Things began on 15 August, with an 06:00 wake-up-call, and an 07:00 train to Gatwick. We left for America at 12:30 pm, with two Carrion Crows on Gatwick runway the last british birds I would see for three weeks. After an eight-hour flight, we arrived in Toronto at 15:00. The first bird I saw on american soil, having got away from Britain, was a Peregrine! though since it was probably one of the airport's birds I can't count it on my trip list. However, a Red-tailed Hawk, also on the runway, was far more likely to be wild, so makes it on as trip tick no.1 and lifer no. 556 (I think!). Around the airport, I felt right at home again with House Sparrows trip tick no.2, and, having hired a car from some slightly mad jamaican ladies at the airport, we headed off out of toronto.
Our plan as to drive to Quebec in two days, doing about a quarter of the journey on the 15th and getting some rest before going the rest of the 400-mile journey on the 16th. By the time we had stopped off at a motel in, of all places, Brighton(!), I had added Rat-bird no.1 (feral pigeon), rat-bird no.2 (starling), and Purple Martin, Ring-billed Gull, Mourning Dove, Great Blue Heron, Red-winged Blackbird, American Kestrel and Barn Swallow, with six of those lifers no. 557-563. At Brighton, we had dinner at a fantastic restaurant on the shores of Lake Ontario. 20 or so Caspian Terns and numerous Ring-billed Gulls were offshore, a Wood Duck was on the water, and Purple Martins, Tree Swallows and Chimney Swifts circled above. a Night Heron gave us a brief fly-by and large groups of Red-winged Blackbirds and Common Grackles flew overhead, going to roost in the marshes nearby. Walking through the town, we added Black-capped Chickadee, Eastern Phoebe, American Robin and Chipping Sparrow, and by the time we were home I was so jet lagged I slept through the massive thunderstorm that came in the night. By the end of the day I had seen 25 species of bird in Canada, 15 of those lifers.
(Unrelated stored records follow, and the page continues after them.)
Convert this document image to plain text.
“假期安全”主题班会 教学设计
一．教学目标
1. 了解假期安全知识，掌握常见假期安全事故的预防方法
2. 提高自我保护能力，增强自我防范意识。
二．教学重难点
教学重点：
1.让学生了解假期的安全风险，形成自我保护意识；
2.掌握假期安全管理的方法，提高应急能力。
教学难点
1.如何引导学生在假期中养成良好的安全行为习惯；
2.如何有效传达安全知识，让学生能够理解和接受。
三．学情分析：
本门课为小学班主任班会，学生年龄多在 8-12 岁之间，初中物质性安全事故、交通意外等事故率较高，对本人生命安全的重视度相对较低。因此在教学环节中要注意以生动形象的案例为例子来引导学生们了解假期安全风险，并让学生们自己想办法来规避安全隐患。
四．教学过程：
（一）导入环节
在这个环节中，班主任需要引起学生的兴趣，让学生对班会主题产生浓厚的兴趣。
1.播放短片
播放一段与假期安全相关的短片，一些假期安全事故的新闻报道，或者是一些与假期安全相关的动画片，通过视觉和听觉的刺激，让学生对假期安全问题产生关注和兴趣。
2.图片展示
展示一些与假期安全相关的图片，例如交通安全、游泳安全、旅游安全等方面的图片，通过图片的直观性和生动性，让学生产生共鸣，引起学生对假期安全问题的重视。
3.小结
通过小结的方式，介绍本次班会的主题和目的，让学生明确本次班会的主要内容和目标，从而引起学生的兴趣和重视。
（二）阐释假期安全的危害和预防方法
On 16 August, I woke up to a scene of destruction. by destruction, I mean the thunderstorm had scattered a few twiggy branches around the motel grounds from the trees above. And I didn't notice this until it was pointed out to me. However, I partly blame this on the fact I was admiring the birds in the sweetcorn field opposite our motel (there are lots of these in Canada, I have found). There were a few Red-winged Blackbirds and Common Grackles. some Barn Swallows zipped overhead, an American Goldfinch was singing away, and American Crows and Blue Jays were calling from the woods behind the field. The highlight was a beautiful male Indigo Bunting, singing from a telegraph wire, which I got a few suitably crap photos of, to appear once I get home. However, slightly more photogenic was a dazzling Monarch butterfly, which I got some goodish photos of. However, by mid-morning we were on the road heading off on a six-hour trip to Quebec.
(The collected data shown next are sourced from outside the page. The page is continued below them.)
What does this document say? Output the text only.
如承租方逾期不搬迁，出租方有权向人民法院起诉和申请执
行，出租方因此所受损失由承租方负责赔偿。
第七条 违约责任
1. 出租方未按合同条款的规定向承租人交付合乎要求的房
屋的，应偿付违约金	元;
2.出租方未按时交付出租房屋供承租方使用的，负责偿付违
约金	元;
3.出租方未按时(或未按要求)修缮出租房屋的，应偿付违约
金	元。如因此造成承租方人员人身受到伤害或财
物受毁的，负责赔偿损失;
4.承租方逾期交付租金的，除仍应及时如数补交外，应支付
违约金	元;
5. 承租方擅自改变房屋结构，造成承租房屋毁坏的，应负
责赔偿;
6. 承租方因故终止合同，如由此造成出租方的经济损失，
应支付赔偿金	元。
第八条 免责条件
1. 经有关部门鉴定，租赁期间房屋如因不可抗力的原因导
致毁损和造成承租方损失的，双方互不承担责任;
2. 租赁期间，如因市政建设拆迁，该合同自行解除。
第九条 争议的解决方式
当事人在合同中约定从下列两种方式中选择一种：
en route, we made a brief stop at Presquile provincial park, about 10 minutes drive from the motel. Among many birds seen here were a Cliff Swallow, 4 Barn Swallows and 5 Purple Martins, a Chimney Swift, 6 Song Sparrows, 2 Wood Ducks, 2 Eastern Phoebes and 2 Cedar Waxwings. On the road to Quebec thee were a few distractions, including an Osprey perched by a roadside lake, a Bonaparte's Gull that flew over the car, a Caspian Tern that did the same, several each of Turkey Vulture and Red-tailed Hawk, and, crossing over the St-Lawrence River (a huge river that feeds into the Great Lakes), 200+ Bonaparte's Gulls and a few Double-crested Cormorants. non-bird sightings were of a White-tailed Deer, in one of the seemingly endless fields in lowland Ontario.
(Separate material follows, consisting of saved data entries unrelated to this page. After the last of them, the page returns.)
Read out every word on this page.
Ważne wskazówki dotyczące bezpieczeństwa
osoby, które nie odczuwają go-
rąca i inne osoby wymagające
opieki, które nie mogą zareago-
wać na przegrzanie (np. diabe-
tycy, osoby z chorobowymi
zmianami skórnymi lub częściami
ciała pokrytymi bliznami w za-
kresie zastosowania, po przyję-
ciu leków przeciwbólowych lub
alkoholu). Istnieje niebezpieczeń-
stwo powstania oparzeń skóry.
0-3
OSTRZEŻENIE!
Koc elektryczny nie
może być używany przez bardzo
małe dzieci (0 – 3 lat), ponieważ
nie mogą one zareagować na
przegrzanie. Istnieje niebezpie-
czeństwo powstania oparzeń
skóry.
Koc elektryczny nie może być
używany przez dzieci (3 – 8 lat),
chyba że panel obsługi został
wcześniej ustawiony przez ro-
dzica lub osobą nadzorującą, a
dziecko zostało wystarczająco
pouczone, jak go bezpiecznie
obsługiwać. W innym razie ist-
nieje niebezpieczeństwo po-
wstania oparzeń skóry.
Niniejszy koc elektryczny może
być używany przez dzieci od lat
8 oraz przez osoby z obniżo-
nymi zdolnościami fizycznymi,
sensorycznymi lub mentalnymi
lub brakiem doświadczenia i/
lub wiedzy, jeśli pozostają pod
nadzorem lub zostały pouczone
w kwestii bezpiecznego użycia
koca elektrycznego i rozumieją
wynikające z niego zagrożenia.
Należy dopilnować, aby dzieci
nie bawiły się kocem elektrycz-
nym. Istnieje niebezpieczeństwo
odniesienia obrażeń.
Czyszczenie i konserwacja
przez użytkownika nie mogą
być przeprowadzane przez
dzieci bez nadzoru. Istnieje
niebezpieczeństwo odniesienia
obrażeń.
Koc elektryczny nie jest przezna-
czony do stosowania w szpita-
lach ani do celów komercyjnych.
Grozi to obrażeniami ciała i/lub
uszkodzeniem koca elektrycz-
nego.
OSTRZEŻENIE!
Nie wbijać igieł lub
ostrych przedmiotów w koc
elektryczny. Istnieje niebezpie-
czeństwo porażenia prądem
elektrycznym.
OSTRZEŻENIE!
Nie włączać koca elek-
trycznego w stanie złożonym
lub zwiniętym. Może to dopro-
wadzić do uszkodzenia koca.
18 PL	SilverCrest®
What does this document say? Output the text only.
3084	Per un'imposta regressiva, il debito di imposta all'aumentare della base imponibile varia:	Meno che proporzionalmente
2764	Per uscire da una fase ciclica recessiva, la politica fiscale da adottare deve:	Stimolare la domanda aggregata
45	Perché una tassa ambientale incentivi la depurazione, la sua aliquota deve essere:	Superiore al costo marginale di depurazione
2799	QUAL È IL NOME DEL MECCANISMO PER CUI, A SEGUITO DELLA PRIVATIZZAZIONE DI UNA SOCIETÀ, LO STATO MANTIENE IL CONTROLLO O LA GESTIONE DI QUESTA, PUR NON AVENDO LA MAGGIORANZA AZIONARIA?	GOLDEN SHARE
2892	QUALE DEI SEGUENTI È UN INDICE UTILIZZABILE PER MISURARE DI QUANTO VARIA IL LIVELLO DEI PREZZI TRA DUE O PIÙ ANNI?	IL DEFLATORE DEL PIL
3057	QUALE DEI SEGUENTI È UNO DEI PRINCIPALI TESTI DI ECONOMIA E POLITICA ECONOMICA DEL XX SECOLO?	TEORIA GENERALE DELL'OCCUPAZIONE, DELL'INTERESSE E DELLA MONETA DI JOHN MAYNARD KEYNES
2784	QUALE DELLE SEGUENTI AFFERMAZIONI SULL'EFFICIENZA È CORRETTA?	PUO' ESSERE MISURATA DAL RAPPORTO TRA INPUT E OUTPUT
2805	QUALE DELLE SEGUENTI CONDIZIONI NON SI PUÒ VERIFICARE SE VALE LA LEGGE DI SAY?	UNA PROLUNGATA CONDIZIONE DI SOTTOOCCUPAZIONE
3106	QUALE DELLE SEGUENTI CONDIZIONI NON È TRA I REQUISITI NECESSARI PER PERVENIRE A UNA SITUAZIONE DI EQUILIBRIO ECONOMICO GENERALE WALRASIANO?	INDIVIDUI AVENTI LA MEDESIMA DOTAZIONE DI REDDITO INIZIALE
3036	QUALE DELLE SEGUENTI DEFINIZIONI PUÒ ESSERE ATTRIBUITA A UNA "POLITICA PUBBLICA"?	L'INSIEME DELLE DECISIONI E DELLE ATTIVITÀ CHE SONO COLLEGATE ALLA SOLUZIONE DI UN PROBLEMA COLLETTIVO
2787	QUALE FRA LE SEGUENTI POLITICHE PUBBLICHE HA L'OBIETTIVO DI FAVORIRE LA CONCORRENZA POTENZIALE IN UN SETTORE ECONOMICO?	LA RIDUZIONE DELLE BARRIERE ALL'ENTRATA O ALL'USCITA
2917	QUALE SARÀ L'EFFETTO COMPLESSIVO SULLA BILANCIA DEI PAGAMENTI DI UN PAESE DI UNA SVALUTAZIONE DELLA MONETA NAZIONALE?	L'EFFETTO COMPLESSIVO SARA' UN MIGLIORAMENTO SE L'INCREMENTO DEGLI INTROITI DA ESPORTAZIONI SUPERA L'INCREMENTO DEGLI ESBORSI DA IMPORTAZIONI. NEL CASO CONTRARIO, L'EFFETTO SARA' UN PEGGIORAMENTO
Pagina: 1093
Eventually, we reached a town called Mansonville, and from here navigated our way through the mountain's to Mont Owl's Head, a mountain (named after a native american chief), where we were meeting up with my aunt, uncle and two cousins in a condos (fancy word for rustic wooden house) on the mountainside, surrounded by woodland with a large lake that stretched into the U.S within three minutes walk. Around the house on 16 August I saw 3 Cedar Waxwings, 3 Chestnut-sided Warblers, 2 Alder Flycatchers, a Downy Woodpecker, lots of Black-capped Chickadees and 5 Chipping Sparrows.
That is the first instalment, in the next one I will write about my five days in the Mont-Owl's head area from 17-21 August.